Astronomy

The Largest Spinning Objects in Space may be Cosmic Filaments

The Largest Spinning Objects in Space may be Cosmic Filaments

Moons, stars, and even entire galaxies do it. Now, two teams of scientists claim that cosmic filaments do it as well. These hundreds of millions of light-year-long tendrils twist like enormous corkscrews.

Cosmic filaments are the universe’s greatest known formations, containing the majority of its mass. These dense, narrow threads of dark matter and galaxies connect the cosmic web, channeling matter to galaxy clusters at the ends of each strand.

Matter did not rotate at the Big Bang, but it began to spin as stars and galaxies formed. Until now, galaxy clusters were the biggest rotating formations known. “Conventional wisdom on the matter held that that was the end of spin. On higher scales, you can’t truly make torques,” says Noam Libeskind, cosmologist at Germany’s Leibniz Institute for Astrophysics Potsdam.

So the fact that filaments spin — at a scale that reduces galaxies to dust particles — is perplexing. “We don’t have a complete idea of how every galaxy or filament came to rotate,” says Mark Neyrinck, a cosmologist at the University of the Basque Country in Bilbao, Spain.

Neyrinck and colleagues utilized a 3-D cosmological simulation to assess the velocities of dark matter clumps as they travelled along a filament to test for rotation. He and his colleagues detail their findings in a publication published in the Monthly Notices of the Royal Astronomical Society in 2020 and now in press. Meanwhile, Libeskind and colleagues looked for rotation in the real universe, as reported in Nature Astronomy. The scientists used the Sloan Digital Sky Survey to trace galaxies’ movements and quantify velocities perpendicular to filament axes.

Cosmic filaments are the universe’s greatest known formations, containing the majority of its mass. These dense, narrow threads of dark matter and galaxies connect the cosmic web, channeling matter to galaxy clusters at the ends of each strand. We don’t have a complete idea of how every galaxy or filament came to rotate.

Mark Neyrinck

Despite using different methodologies, the two teams discovered similar rotational velocities for filaments, which Neyrinck describes as an “encouraging [indication] that we’re looking at the same thing.” Next, researchers seek to figure out what causes these massive space constructions to rotate and how they get started. “What exactly is that procedure?” According to Libeskind. “Are we going to find it out?”

The Hercules-Corona Borealis Great Wall is a supercluster of galaxies that astronomers have identified as the universe’s largest single structure. It is so large that light takes around 10 billion years to get across it. To put things in perspective, the cosmos is only 13.8 billion years old.

Space is all about large distances and objects. Earth is big to us, about 24,901 miles (40,075 kilometers) in circumference at the equator. But based on the cosmic scheme of things, Earth is tiny. Even in our own solar system, we are easily dwarfed by the planet Jupiter (which could fit more than 1,300 Earths inside) and our sun (which could fit more than a million Earths inside of it).

Cosmic filaments may be the biggest spinning objects in space

And, while our sun appears to be enormous, it pales in comparison to the largest stars known to us. The sun is a G-type star, also known as a yellow dwarf, and is fairly small on the cosmic scale. Some “hypergiant” stars are significantly larger than others. UY Scuti, the largest known star, could house more than 1,700 of our suns. (Some estimations place UY Scuti lower on the list, although there are other massive stars of a comparable size.) While UY Scuti is gigantic in diameter and circumference, it is only roughly 30 times the mass of our sun: volume and mass do not often correlate in space.

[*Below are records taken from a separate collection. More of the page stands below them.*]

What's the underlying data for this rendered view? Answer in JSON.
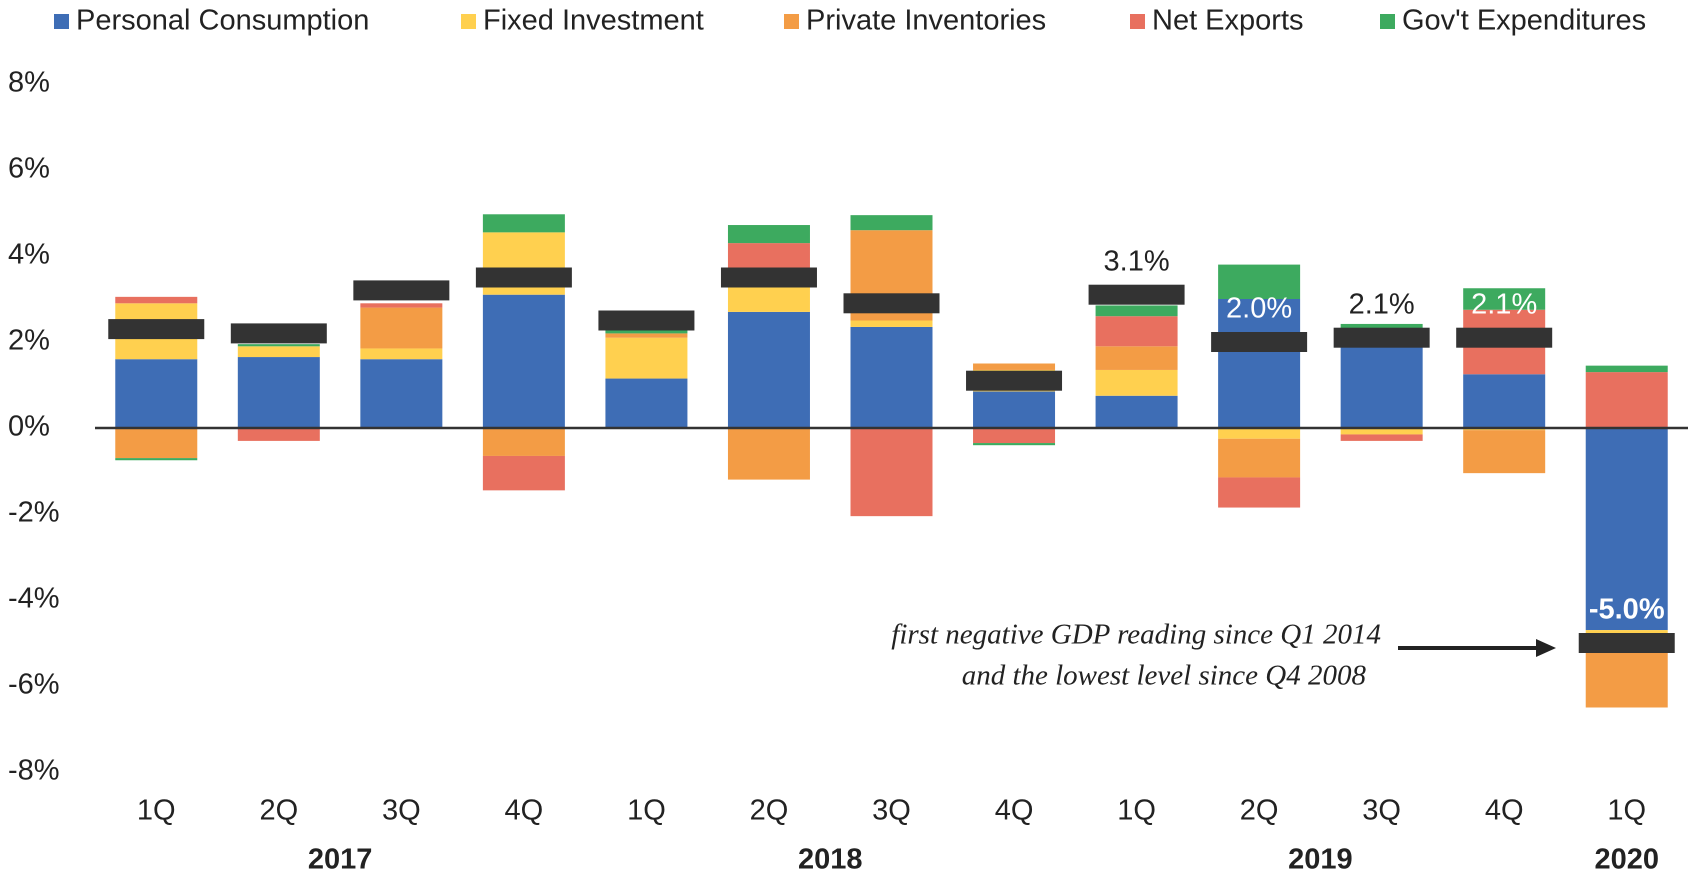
{
  "chart_data": {
    "type": "stacked_bar",
    "categories": [
      "1Q",
      "2Q",
      "3Q",
      "4Q",
      "1Q",
      "2Q",
      "3Q",
      "4Q",
      "1Q",
      "2Q",
      "3Q",
      "4Q",
      "1Q"
    ],
    "groups": [
      {
        "label": "2017",
        "count": 4
      },
      {
        "label": "2018",
        "count": 4
      },
      {
        "label": "2019",
        "count": 4
      },
      {
        "label": "2020",
        "count": 1
      }
    ],
    "series": [
      {
        "name": "Personal Consumption",
        "color": "#3e6db5",
        "values": [
          1.6,
          1.65,
          1.6,
          3.1,
          1.15,
          2.7,
          2.35,
          0.85,
          0.75,
          3.0,
          2.3,
          1.25,
          -4.7
        ]
      },
      {
        "name": "Fixed Investment",
        "color": "#ffd04f",
        "values": [
          1.3,
          0.25,
          0.25,
          1.45,
          0.95,
          0.9,
          0.15,
          0.5,
          0.6,
          -0.25,
          -0.15,
          -0.05,
          -0.1
        ]
      },
      {
        "name": "Private Inventories",
        "color": "#f39c45",
        "values": [
          -0.7,
          0,
          0.95,
          -0.65,
          0.1,
          -1.2,
          2.1,
          0.15,
          0.55,
          -0.9,
          0,
          -1.0,
          -1.7
        ]
      },
      {
        "name": "Net Exports",
        "color": "#e8705f",
        "values": [
          0.15,
          -0.3,
          0.1,
          -0.8,
          0,
          0.7,
          -2.05,
          -0.35,
          0.7,
          -0.7,
          -0.15,
          1.5,
          1.3
        ]
      },
      {
        "name": "Gov't Expenditures",
        "color": "#3daa5f",
        "values": [
          -0.05,
          0.05,
          0,
          0.42,
          0.1,
          0.42,
          0.35,
          -0.05,
          0.25,
          0.8,
          0.12,
          0.5,
          0.15
        ]
      }
    ],
    "gdp": {
      "color": "#333333",
      "values": [
        2.3,
        2.2,
        3.2,
        3.5,
        2.5,
        3.5,
        2.9,
        1.1,
        3.1,
        2.0,
        2.1,
        2.1,
        -5.0
      ],
      "value_labels": [
        null,
        null,
        null,
        null,
        null,
        null,
        null,
        null,
        "3.1%",
        "2.0%",
        "2.1%",
        "2.1%",
        "-5.0%"
      ]
    },
    "ylim": [
      -8,
      8
    ],
    "yticks": [
      {
        "value": -8,
        "label": "-8%"
      },
      {
        "value": -6,
        "label": "-6%"
      },
      {
        "value": -4,
        "label": "-4%"
      },
      {
        "value": -2,
        "label": "-2%"
      },
      {
        "value": 0,
        "label": "0%"
      },
      {
        "value": 2,
        "label": "2%"
      },
      {
        "value": 4,
        "label": "4%"
      },
      {
        "value": 6,
        "label": "6%"
      },
      {
        "value": 8,
        "label": "8%"
      }
    ],
    "annotation": [
      "first negative GDP reading since Q1 2014",
      "and the lowest level since Q4 2008"
    ]
  }
}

Even more large objects to contemplate are black holes, particularly supermassive black holes found in the center of galaxies. The Milky Way, for example, is home to one that is almost 4 million times the mass of the sun. NGC 4889 is home to one of the largest supermassive black holes ever discovered, with 21 billion times the mass of the sun. Even the most gigantic black holes, however, are not exceptionally large, because this form of structure is the densest in the universe.

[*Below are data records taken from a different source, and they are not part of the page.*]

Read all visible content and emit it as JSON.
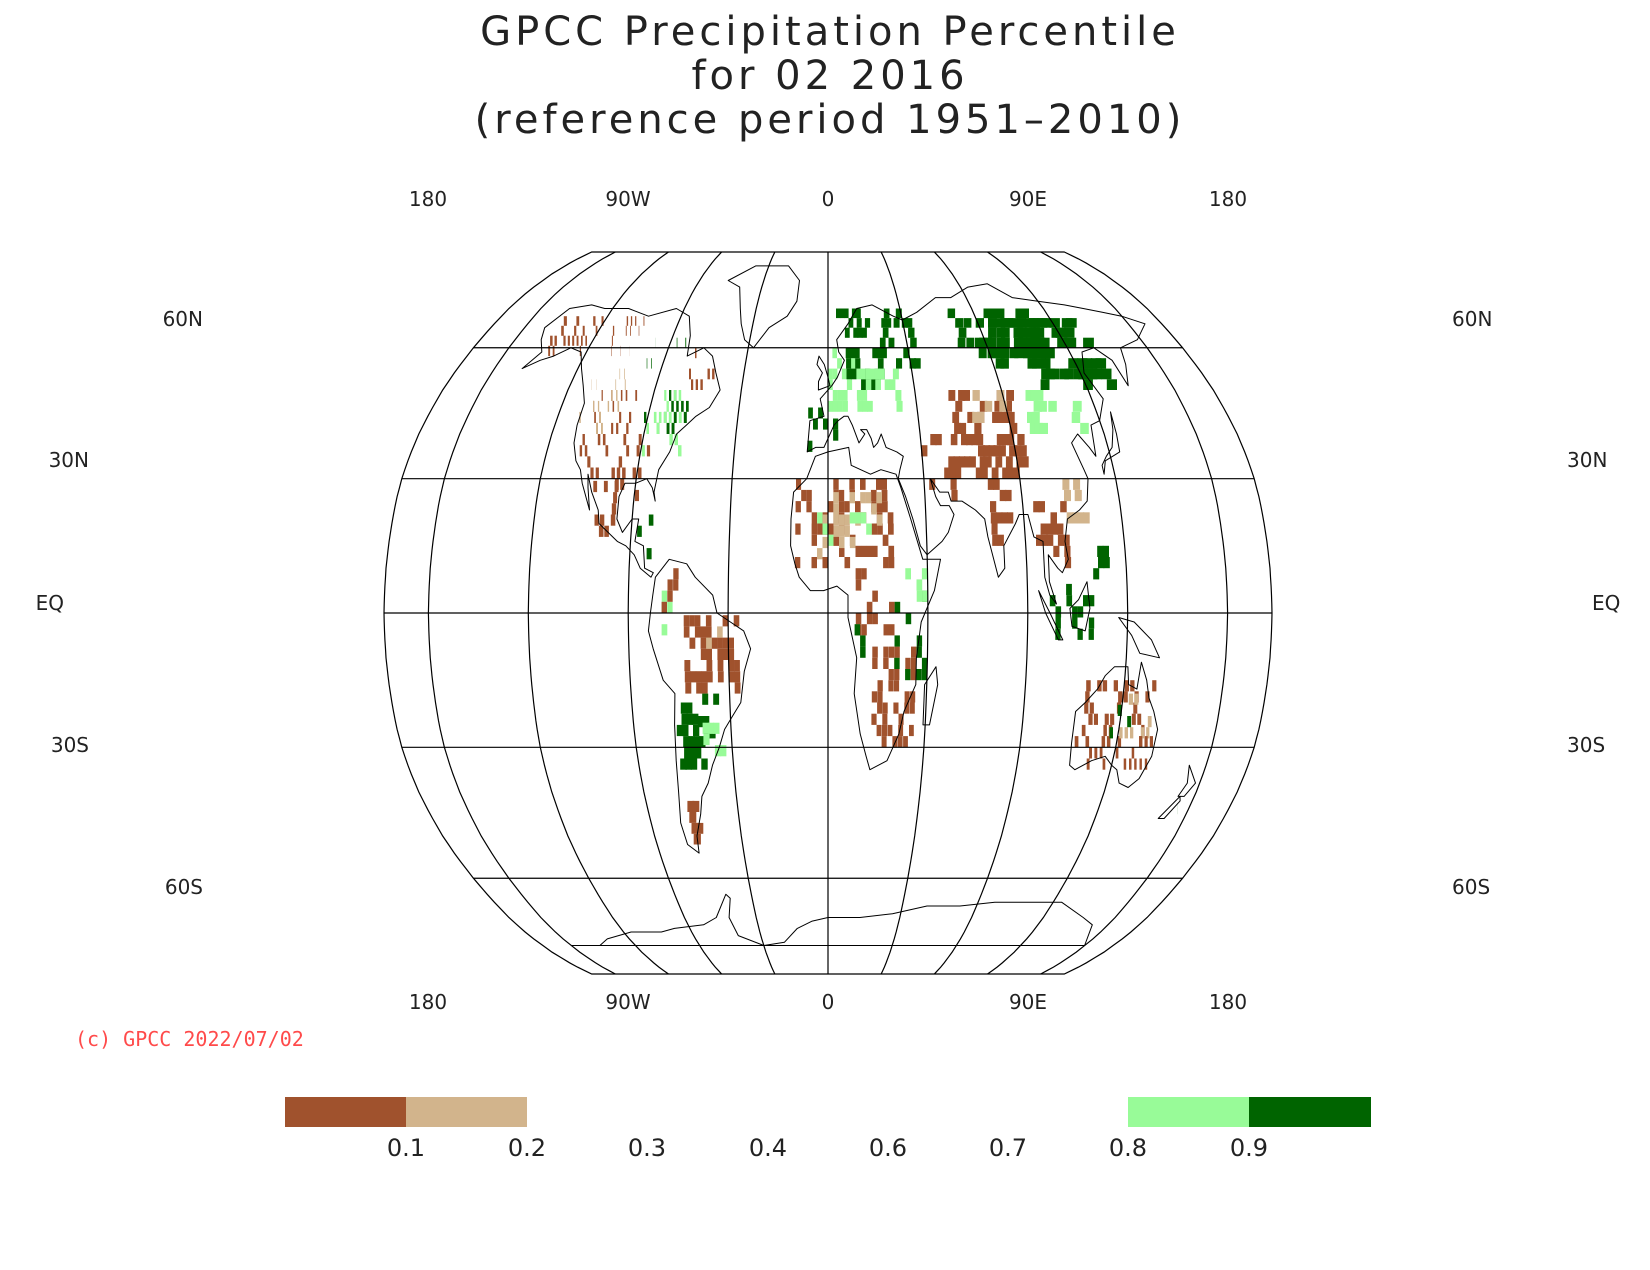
{
  "title": {
    "line1": "GPCC Precipitation Percentile",
    "line2": "for 02 2016",
    "line3": "(reference period 1951–2010)"
  },
  "copyright": "(c) GPCC 2022/07/02",
  "map": {
    "projection": "Robinson",
    "lon_labels_top": [
      "180",
      "90W",
      "0",
      "90E",
      "180"
    ],
    "lon_labels_bottom": [
      "180",
      "90W",
      "0",
      "90E",
      "180"
    ],
    "lat_labels": [
      "60N",
      "30N",
      "EQ",
      "30S",
      "60S"
    ]
  },
  "legend": {
    "bins": [
      {
        "range": "<0.1",
        "color": "#a0522d"
      },
      {
        "range": "0.1-0.2",
        "color": "#d2b48c"
      },
      {
        "range": "0.8-0.9",
        "color": "#98fb98"
      },
      {
        "range": ">0.9",
        "color": "#006400"
      }
    ],
    "tick_labels": [
      "0.1",
      "0.2",
      "0.3",
      "0.4",
      "0.6",
      "0.7",
      "0.8",
      "0.9"
    ]
  },
  "colors": {
    "very_dry": "#a0522d",
    "dry": "#d2b48c",
    "wet": "#98fb98",
    "very_wet": "#006400",
    "copyright": "#ff4a4a"
  }
}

Nebulas, or massive clouds of gas that frequently condense to become new stars, can also be quite large. NGC 604 in the Triangulum Galaxy is often regarded as one of the largest, measuring around 1,520 light-years across.

Galaxies are groupings of star systems and everything contained inside them, including black holes, planets, stars, asteroids, comets, gas, dust, and other objects. If we take our own Milky Way as a single object, it is around 100,000 light-years across. Scientists struggle to classify the largest galaxies because they lack definite boundaries; yet, the largest galaxies known to humanity are millions of light-years across.